# Moving unhealthy Anubis from low-tech to high-tech



## bsmith (Dec 13, 2006)

I just wanted to comment on the experience I have had the past couple of weeks with this scenario.

So you may or may not know I just sold most of the "unforgiven" Anubis sp. that were in a 55g I have. I took a few from that tank (55g 48" t-8, very little fertilization, no co2) and put them in my High tech 37g (click link in sig if you want to know the specs). Most of the leaves were shod in GSA if not BBA and suffering from one if not more nutrient deficiencies. I figured that if I put them in a good home they would bounce back.

If your familiar with Anubis plants you will know that most of the growh comes from the pre existing stems that have the leaves attatched to them, and also some from outright rhizome growth but this is a very slow process. After a slight rescape in the high-tech tank I decided to remove the plants from it because to me they looked worse to me, older leaves were looking horrible!!!

After closer inspection I found many, many new growths from the rhizomes of these forgetton plants. The leaves and stems that were protruding looked beautiful!!!

So in short if you are going to transplant unhealthy Anubis from one tank to another, especially of different lighting, and dosing regimines you will be better served just lopping off all of the old leaves and maybe even trimming down to nothing but a rhizome. In a month or two you will be rewarded with a transformation not often seen in the world of these painfully slow growing beauties!


----------



## davemonkey (Mar 29, 2008)

Thanks for sharing that info, bsmith782. I actually did that (just like you said, trimmed down to the bare rhizome) to a couple anubias and had great results.

Were all yours the same species/cultivar/variety (or did you have a couple different varieties)? Mine were both plain ol' 'nana'. I wonder if certain Anubias would pop back faster than others.

-Dave


----------



## bsmith (Dec 13, 2006)

No problem Dave. I always like sharing hopefully helpful info with people.

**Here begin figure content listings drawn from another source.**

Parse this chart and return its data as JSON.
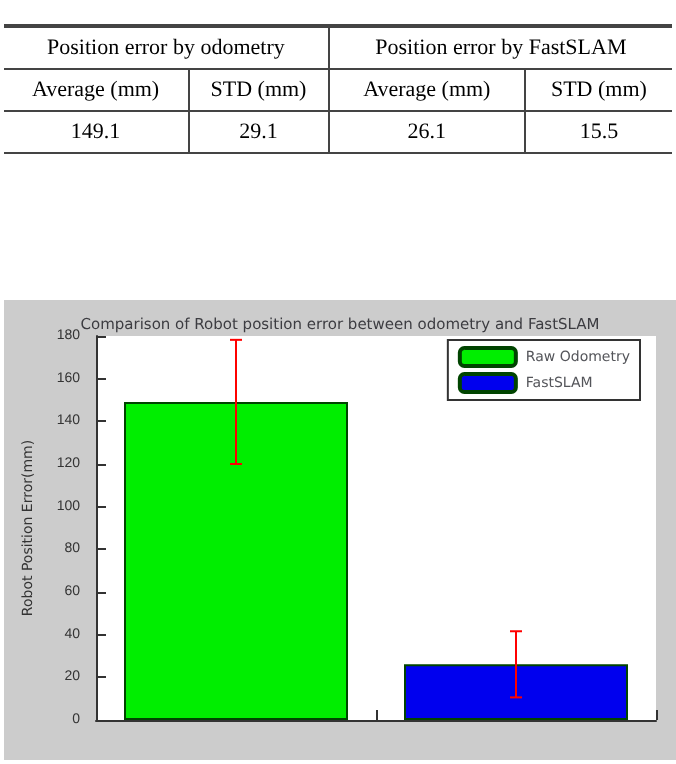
{
  "chart_data": {
    "type": "bar",
    "title": "Comparison of Robot position error between odometry and FastSLAM",
    "ylabel": "Robot Position Error(mm)",
    "categories": [
      null,
      null
    ],
    "series": [
      {
        "name": "Raw Odometry",
        "color": "#00ee00",
        "values": [
          149.1,
          null
        ],
        "errors": [
          29.1,
          null
        ]
      },
      {
        "name": "FastSLAM",
        "color": "#0000ee",
        "values": [
          null,
          26.1
        ],
        "errors": [
          null,
          15.5
        ]
      }
    ],
    "ylim": [
      0,
      180
    ],
    "yticks": [
      0,
      20,
      40,
      60,
      80,
      100,
      120,
      140,
      160,
      180
    ],
    "grid": false,
    "legend": "top right",
    "annotations": [
      "Position error by odometry",
      "Position error by FastSLAM",
      "Average (mm)",
      "STD (mm)",
      "Average (mm)",
      "STD (mm)",
      "149.1",
      "29.1",
      "26.1",
      "15.5"
    ]
  }
}
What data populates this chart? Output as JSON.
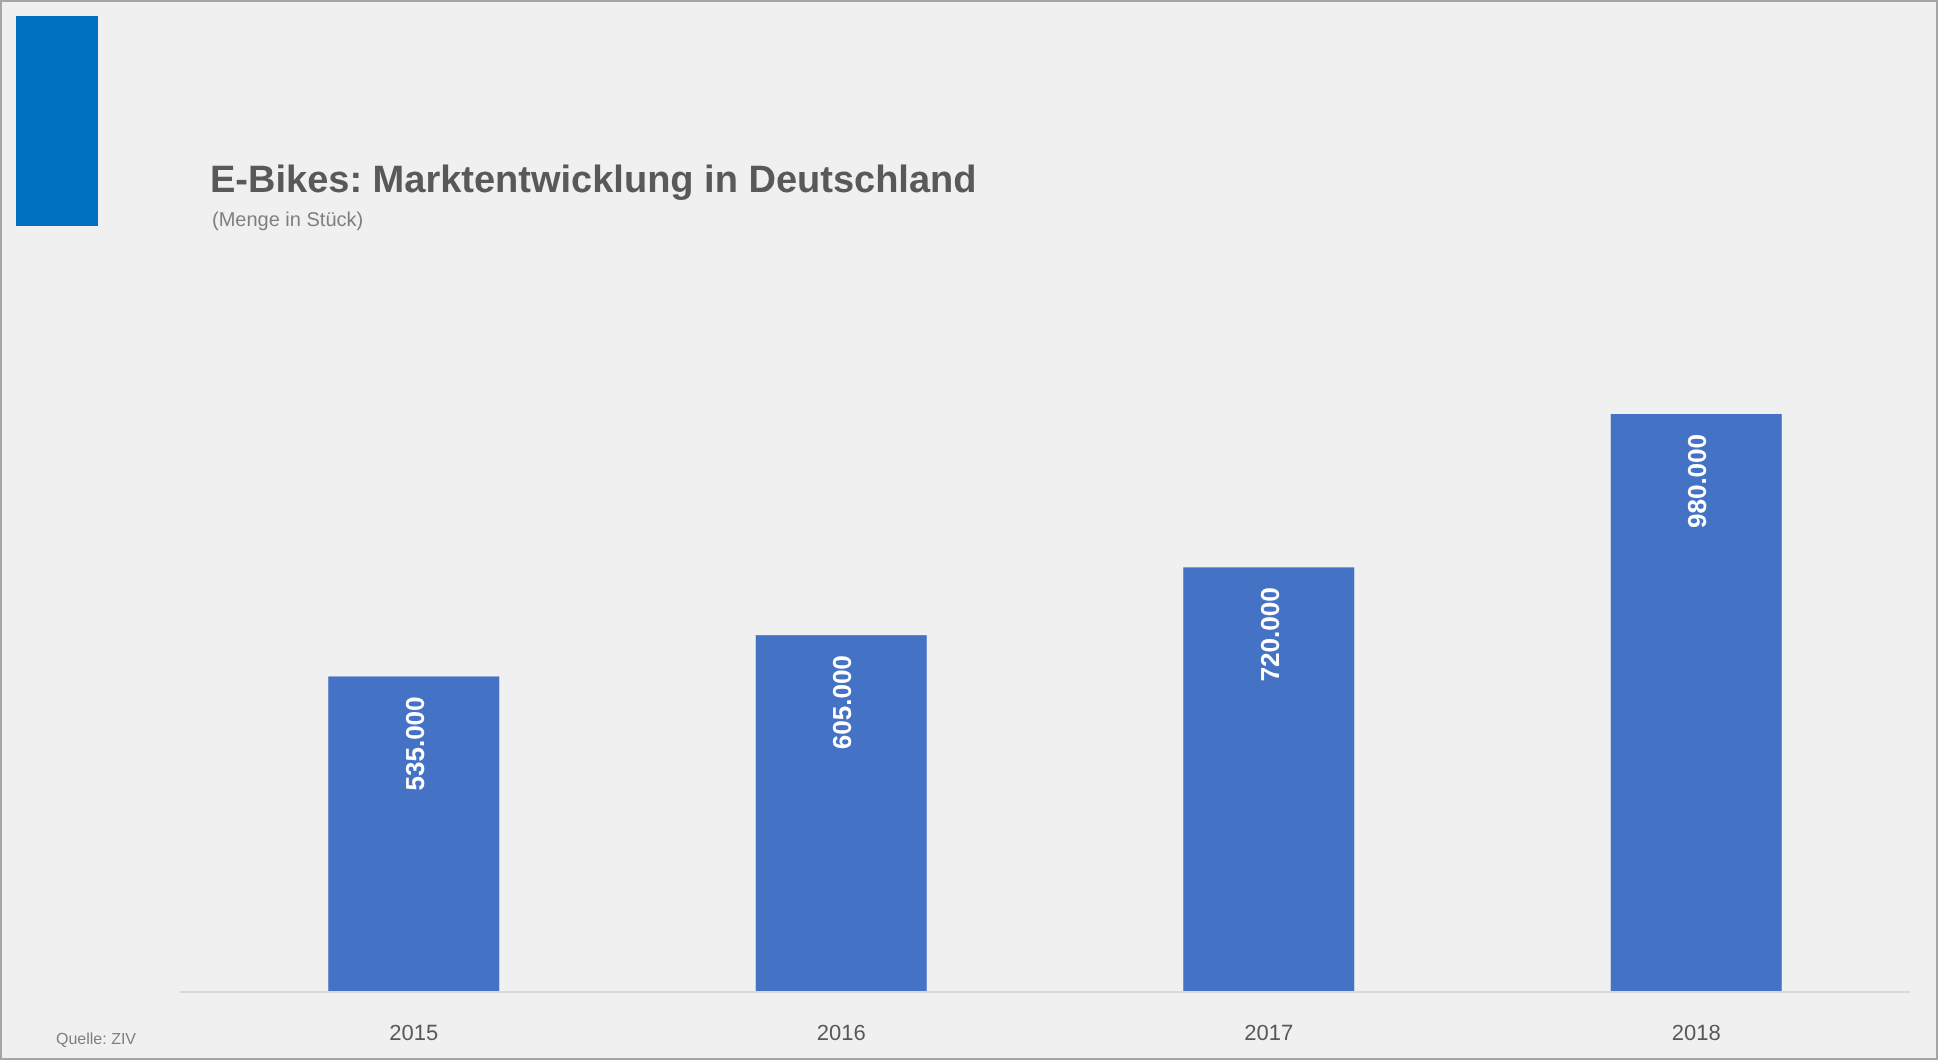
{
  "chart_data": {
    "type": "bar",
    "title": "E-Bikes: Marktentwicklung in Deutschland",
    "subtitle": "(Menge in Stück)",
    "categories": [
      "2015",
      "2016",
      "2017",
      "2018"
    ],
    "values": [
      535000,
      605000,
      720000,
      980000
    ],
    "value_labels": [
      "535.000",
      "605.000",
      "720.000",
      "980.000"
    ],
    "color": "#4472c4",
    "annotations": [
      "Quelle: ZIV"
    ]
  }
}
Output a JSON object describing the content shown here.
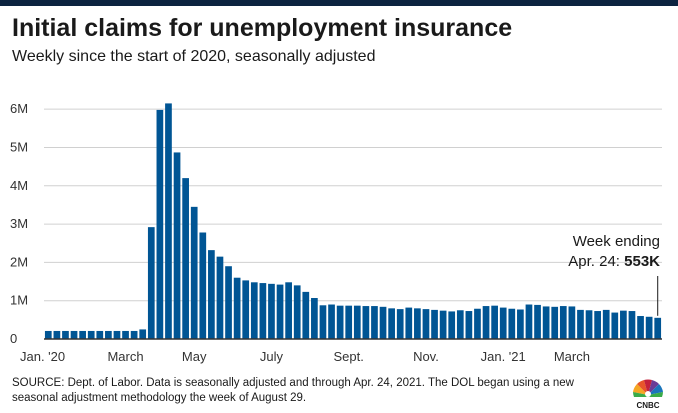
{
  "header": {
    "title": "Initial claims for unemployment insurance",
    "subtitle": "Weekly since the start of 2020, seasonally adjusted"
  },
  "chart_data": {
    "type": "bar",
    "title": "Initial claims for unemployment insurance",
    "subtitle": "Weekly since the start of 2020, seasonally adjusted",
    "xlabel": "",
    "ylabel": "",
    "unit": "claims",
    "ylim": [
      0,
      6500000
    ],
    "yticks": [
      {
        "value": 0,
        "label": "0"
      },
      {
        "value": 1000000,
        "label": "1M"
      },
      {
        "value": 2000000,
        "label": "2M"
      },
      {
        "value": 3000000,
        "label": "3M"
      },
      {
        "value": 4000000,
        "label": "4M"
      },
      {
        "value": 5000000,
        "label": "5M"
      },
      {
        "value": 6000000,
        "label": "6M"
      }
    ],
    "xticks": [
      {
        "index": 0,
        "label": "Jan. '20"
      },
      {
        "index": 9,
        "label": "March"
      },
      {
        "index": 17,
        "label": "May"
      },
      {
        "index": 26,
        "label": "July"
      },
      {
        "index": 35,
        "label": "Sept."
      },
      {
        "index": 44,
        "label": "Nov."
      },
      {
        "index": 53,
        "label": "Jan. '21"
      },
      {
        "index": 61,
        "label": "March"
      }
    ],
    "grid": true,
    "bar_color": "#005594",
    "values": [
      210000,
      210000,
      210000,
      210000,
      210000,
      210000,
      210000,
      210000,
      210000,
      210000,
      210000,
      250000,
      2920000,
      5980000,
      6150000,
      4870000,
      4200000,
      3450000,
      2780000,
      2320000,
      2150000,
      1900000,
      1600000,
      1530000,
      1480000,
      1460000,
      1440000,
      1420000,
      1480000,
      1400000,
      1230000,
      1070000,
      880000,
      900000,
      870000,
      870000,
      870000,
      860000,
      860000,
      840000,
      800000,
      780000,
      820000,
      800000,
      780000,
      760000,
      740000,
      720000,
      750000,
      730000,
      790000,
      860000,
      870000,
      820000,
      790000,
      770000,
      900000,
      890000,
      850000,
      840000,
      860000,
      850000,
      760000,
      750000,
      730000,
      760000,
      690000,
      740000,
      730000,
      600000,
      580000,
      553000
    ],
    "annotation": {
      "line1": "Week ending",
      "line2_prefix": "Apr. 24: ",
      "line2_value": "553K",
      "value": 553000
    }
  },
  "footer": {
    "source": "SOURCE: Dept. of Labor. Data is seasonally adjusted and through Apr. 24, 2021. The DOL began using a new seasonal adjustment methodology the week of August 29.",
    "logo_text": "CNBC"
  },
  "colors": {
    "brand_bar": "#0c2340",
    "bar": "#005594",
    "grid": "#d0d0d0",
    "axis": "#333333"
  }
}
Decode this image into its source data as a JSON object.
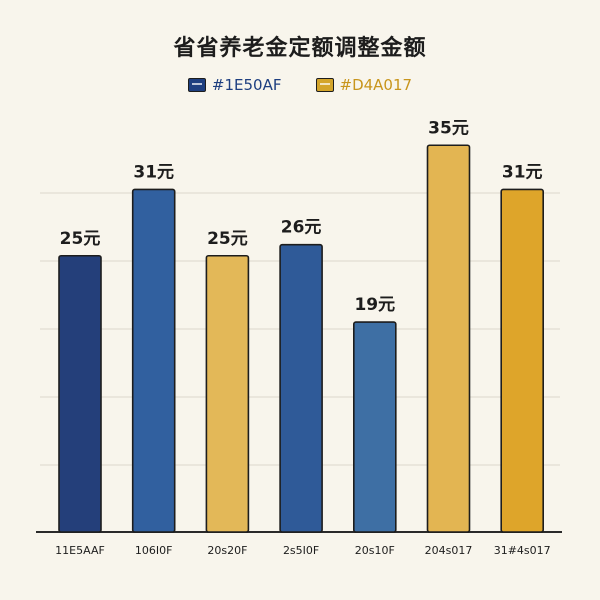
{
  "chart_data": {
    "type": "bar",
    "title": "省省养老金定额调整金额",
    "legend": [
      {
        "label": "#1E50AF",
        "color": "#1e3f80"
      },
      {
        "label": "#D4A017",
        "color": "#d4a52b"
      }
    ],
    "categories": [
      "11E5AAF",
      "106I0F",
      "20s20F",
      "2s5I0F",
      "20s10F",
      "204s017",
      "31#4s017"
    ],
    "values": [
      25,
      31,
      25,
      26,
      19,
      35,
      31
    ],
    "value_labels": [
      "25元",
      "31元",
      "25元",
      "26元",
      "19元",
      "35元",
      "31元"
    ],
    "bar_colors": [
      "#243f7a",
      "#31609f",
      "#e3b858",
      "#2f5a98",
      "#3e6fa4",
      "#e3b552",
      "#dea52a"
    ],
    "xlabel": "",
    "ylabel": "",
    "grid": true,
    "legend_position": "top"
  }
}
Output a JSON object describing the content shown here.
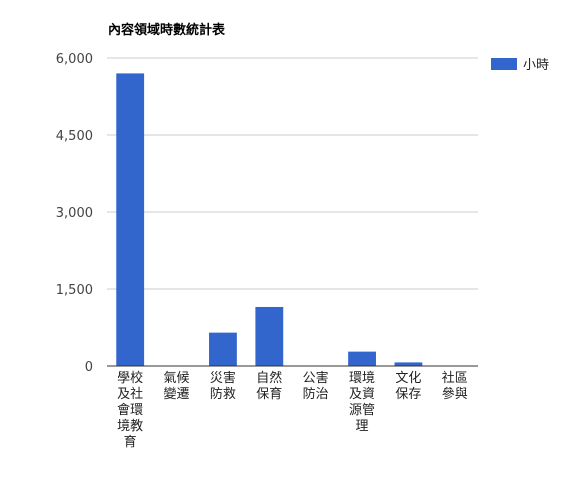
{
  "chart_data": {
    "type": "bar",
    "title": "內容領域時數統計表",
    "categories": [
      [
        "學校",
        "及社",
        "會環",
        "境教",
        "育"
      ],
      [
        "氣候",
        "變遷"
      ],
      [
        "災害",
        "防救"
      ],
      [
        "自然",
        "保育"
      ],
      [
        "公害",
        "防治"
      ],
      [
        "環境",
        "及資",
        "源管",
        "理"
      ],
      [
        "文化",
        "保存"
      ],
      [
        "社區",
        "參與"
      ]
    ],
    "series": [
      {
        "name": "小時",
        "color": "#3366cc",
        "values": [
          5700,
          0,
          650,
          1150,
          0,
          280,
          70,
          0
        ]
      }
    ],
    "yticks": [
      "0",
      "1,500",
      "3,000",
      "4,500",
      "6,000"
    ],
    "ylim": [
      0,
      6000
    ],
    "grid": true,
    "legend": "right"
  }
}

The Anubis in question were actually all diferent (Coffeola, Golden and marbled leaf nana). The sp. that seemed to like the high tech environment the best was the Coffeola. It had the most new leafs coming from the rhizome.



davemonkey said:


> Thanks for sharing that info, bsmith782. I actually did that (just like you said, trimmed down to the bare rhizome) to a couple anubias and had great results.
> 
> Were all yours the same species/cultivar/variety (or did you have a couple different varieties)? Mine were both plain ol' 'nana'. I wonder if certain Anubias would pop back faster than others.
> 
> -Dave


----------



## The old man (Apr 12, 2008)

Will be bringing some leaves from my anubias that have begun to look like a lace plant to our NASH meeting Saturday.
Can't figure out why they are looking so bad.


----------